KEMBALI KE TAMAN SARI.
Sebermoela kembalilah saja dahoeloe mentjeriterakan apa-apa jang terdjadi pada malam hoedjan itoe, waktoe si Djamin tidoer diloewar, ja'ni di Pasar Senén, seperti jang soedah terseboet di bahagian jang keempat itoe.
Menoeroet kebijasaannja tijadalah berhenti si Inem menjenangkan diri dan memoewaskan nafsoenja mengisap madat atau meminoem sopi, asal sadja ada oewang.
Demikijan djoegalah pada waktoe alam sepeninggal si Djamin itoe, si Inem datang dari bawah dengan moeka jang mérah dan langkah jang tijada tetap. Sebentar-sebentar ija mengoewap, mengeloewarkan baoe sopi, 'alamat ija soedah minoem dengan sepoewas-poewasnja. Setiba di roemah ija laloe meletakkan seboewah barang ketjil jang terboengkoes, jang dikeloewarkannja dari kantoeng koetangnja, ja'itoe madat, radja jang menghoekoem atas diri si Inem sebagai atas boedaknja. Dengan tijada bersalin pakaian lagi ija menghempaskan dirinja di tempat tidoernja, karena ija soedah maboek betoel.
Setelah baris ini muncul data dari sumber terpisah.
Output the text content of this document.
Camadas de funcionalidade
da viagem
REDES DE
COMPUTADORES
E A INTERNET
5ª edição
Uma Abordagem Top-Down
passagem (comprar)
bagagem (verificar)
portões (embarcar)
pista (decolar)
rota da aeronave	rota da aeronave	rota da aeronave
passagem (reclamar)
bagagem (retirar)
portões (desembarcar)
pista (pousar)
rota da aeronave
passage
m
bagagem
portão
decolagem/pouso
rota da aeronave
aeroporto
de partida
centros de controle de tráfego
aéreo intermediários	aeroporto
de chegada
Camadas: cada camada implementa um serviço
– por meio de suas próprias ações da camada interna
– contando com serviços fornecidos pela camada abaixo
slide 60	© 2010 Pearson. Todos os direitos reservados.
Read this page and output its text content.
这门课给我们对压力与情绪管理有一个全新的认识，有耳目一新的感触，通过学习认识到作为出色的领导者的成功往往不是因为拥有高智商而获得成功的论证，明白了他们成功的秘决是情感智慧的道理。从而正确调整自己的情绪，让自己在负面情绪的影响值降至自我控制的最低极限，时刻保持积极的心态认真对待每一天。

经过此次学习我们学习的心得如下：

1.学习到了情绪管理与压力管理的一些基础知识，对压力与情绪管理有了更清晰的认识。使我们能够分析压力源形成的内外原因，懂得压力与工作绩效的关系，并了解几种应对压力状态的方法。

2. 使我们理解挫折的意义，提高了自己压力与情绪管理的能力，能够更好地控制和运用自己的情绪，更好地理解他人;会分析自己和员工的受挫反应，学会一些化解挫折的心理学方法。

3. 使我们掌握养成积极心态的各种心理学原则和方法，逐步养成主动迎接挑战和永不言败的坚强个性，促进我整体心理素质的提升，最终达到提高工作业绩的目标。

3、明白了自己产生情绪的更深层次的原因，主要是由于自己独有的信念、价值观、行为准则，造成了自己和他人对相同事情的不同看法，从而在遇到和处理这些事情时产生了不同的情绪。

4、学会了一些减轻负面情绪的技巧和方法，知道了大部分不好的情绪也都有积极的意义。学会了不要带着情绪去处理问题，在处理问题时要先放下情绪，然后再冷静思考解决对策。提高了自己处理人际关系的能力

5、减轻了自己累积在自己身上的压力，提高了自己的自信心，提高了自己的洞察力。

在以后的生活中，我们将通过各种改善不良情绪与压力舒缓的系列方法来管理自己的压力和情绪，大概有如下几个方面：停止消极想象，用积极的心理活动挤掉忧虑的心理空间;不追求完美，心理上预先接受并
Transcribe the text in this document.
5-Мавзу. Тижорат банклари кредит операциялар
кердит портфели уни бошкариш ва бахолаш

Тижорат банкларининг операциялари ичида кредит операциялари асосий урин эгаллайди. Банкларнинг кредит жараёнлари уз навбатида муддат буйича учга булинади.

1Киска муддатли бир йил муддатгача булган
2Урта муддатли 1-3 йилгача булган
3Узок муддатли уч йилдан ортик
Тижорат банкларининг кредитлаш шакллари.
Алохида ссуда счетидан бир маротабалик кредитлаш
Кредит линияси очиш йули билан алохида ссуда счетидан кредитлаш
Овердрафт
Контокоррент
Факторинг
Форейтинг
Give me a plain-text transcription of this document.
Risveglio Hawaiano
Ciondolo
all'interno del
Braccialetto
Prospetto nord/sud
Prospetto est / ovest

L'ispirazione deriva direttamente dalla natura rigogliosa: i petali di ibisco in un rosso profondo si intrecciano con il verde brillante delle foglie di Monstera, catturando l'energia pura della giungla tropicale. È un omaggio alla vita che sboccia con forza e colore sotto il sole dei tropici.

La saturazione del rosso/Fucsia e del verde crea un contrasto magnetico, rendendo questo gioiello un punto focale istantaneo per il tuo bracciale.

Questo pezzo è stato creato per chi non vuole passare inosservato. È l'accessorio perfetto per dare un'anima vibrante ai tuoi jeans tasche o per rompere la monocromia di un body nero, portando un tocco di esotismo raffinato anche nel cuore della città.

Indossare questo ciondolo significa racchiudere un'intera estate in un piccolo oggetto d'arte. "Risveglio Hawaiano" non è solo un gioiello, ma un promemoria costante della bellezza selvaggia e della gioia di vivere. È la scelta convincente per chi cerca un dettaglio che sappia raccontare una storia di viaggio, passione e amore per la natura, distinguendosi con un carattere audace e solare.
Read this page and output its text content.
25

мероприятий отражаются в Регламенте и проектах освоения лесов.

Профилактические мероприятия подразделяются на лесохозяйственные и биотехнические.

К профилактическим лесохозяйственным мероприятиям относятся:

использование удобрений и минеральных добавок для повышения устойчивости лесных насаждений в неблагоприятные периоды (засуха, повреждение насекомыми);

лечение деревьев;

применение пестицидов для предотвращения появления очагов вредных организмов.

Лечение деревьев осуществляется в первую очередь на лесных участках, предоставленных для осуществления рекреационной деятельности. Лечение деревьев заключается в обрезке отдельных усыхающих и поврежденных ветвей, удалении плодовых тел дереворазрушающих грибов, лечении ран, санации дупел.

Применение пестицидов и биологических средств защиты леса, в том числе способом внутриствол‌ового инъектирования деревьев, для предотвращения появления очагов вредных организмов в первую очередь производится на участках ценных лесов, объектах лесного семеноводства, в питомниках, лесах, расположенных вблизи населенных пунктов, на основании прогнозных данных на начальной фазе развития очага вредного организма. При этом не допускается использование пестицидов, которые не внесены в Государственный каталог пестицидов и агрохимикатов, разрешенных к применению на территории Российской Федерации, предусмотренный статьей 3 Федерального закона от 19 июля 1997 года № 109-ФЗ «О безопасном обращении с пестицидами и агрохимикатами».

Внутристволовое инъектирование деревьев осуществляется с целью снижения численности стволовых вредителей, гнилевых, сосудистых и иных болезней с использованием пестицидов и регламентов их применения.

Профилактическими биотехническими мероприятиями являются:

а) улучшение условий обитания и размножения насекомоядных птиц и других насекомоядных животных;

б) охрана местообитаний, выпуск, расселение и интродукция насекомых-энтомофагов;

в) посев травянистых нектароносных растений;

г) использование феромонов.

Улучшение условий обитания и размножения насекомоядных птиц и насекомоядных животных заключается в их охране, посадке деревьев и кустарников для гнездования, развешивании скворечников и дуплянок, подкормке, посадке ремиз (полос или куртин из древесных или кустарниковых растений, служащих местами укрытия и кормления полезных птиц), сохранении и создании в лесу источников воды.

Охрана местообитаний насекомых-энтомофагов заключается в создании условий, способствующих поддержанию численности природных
Si Djohan soedah bijasa melihat kelakoean emak tirinja seroepa itoe. Segera ija menjemboenjikan dirinja didalam selimoetnja jang kojak-kojak itoe, oléh sebab amat takoetnja melihat si Inem jang maboek itoe. Boekan satoe-doewa kali sadja ija merasa siksaan emak tirinja, lebih-lebih waktoe maboek, sebab alkohol itoe mengoebah kemanoesijaan si maboek itoe mendjadi djahat, kadang-kadang lebih daripada binatang jang boewas. Si Inem tidoer dengan tijada karoean. Sebentar-sebentar ija membalikkan kepalanja kekanan dan kekiri dengan tijada berketentoean; tangannja dihempas-hempaskannja sekali-sekali. Meskipoen kaki atau tangannja kadang-kadang terantoek di tepi tempat tidoer itoe, ija seolah-olah tijada merasa sakit. Makin gelisah si Inem tidoer, makin takoet si Djohan, sehingga ija memboengkoek dan menjesakkan badannja ke dinding, soepaja ija djaoeh djoega hendaknja dari si inem. Tijada lama setelah ija tertidoer, maka sekonjong-konjong terdjagalah ija, karena kaki si Inem menendang sisi tempat-tidoernja, hampir kena dadanja. Dengan perlahan-lahan si Djohan meninggalkan tempat-tidoernja, laloe pergi tidoer ke soedoet bilik itoe diatas tikar dan kain-kain boeroek, jang terletak disana.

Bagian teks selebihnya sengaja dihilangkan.